Parmi ses membres, l’industriel Armand Hammer illustre l’ambivalence du capitalisme américain naissant : proche de Lénine, il facilita l’exportation de tracteurs Ford vers la Russie révolutionnaire. Dès cette époque, une partie de l’élite américaine voyait la coopération technologique comme une voie d’influence et non d’opposition idéologique.
La même logique anime John D. Rockefeller, fondateur de la Standard Oil, dont l’empire contrôlait, en 1900, près de 90 % du raffinage pétrolier américain. Son pouvoir économique donna naissance à un nouveau type d’organisation de l’influence : le Council on Foreign Relations (CFR), fondé en 1921. Le CFR devint rapidement un cercle stratégique de réflexion et de coordination entre diplomates, universitaires, financiers et industriels — une « interface entre le privé et le public » selon Sklar (1980).
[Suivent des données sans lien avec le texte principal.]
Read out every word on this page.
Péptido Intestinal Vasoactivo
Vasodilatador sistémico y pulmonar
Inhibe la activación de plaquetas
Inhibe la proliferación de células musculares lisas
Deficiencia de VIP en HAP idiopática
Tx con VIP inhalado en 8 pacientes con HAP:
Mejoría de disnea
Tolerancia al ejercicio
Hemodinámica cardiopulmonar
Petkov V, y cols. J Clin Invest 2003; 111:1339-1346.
Le CFR et la préparation d’une gouvernance mondiale
Le Council on Foreign Relations s’imposa au fil du XXᵉ siècle comme le principal think tank américain en matière de politique étrangère. Ses 1 400 membres, recrutés dans les sphères les plus élevées du gouvernement, de la finance et des médias, contribuèrent à définir les grandes lignes de la diplomatie américaine : du New Deal à la guerre froide, en passant par la création de l’ONU et du FMI. Comme l’a montré Gill (1990), le CFR constitua « une structure hégémonique de planification du capitalisme international ». Sous la présidence de David Rockefeller à la Chase Manhattan Bank, le CFR devint le centre nerveux d’une diplomatie économique à vocation mondiale.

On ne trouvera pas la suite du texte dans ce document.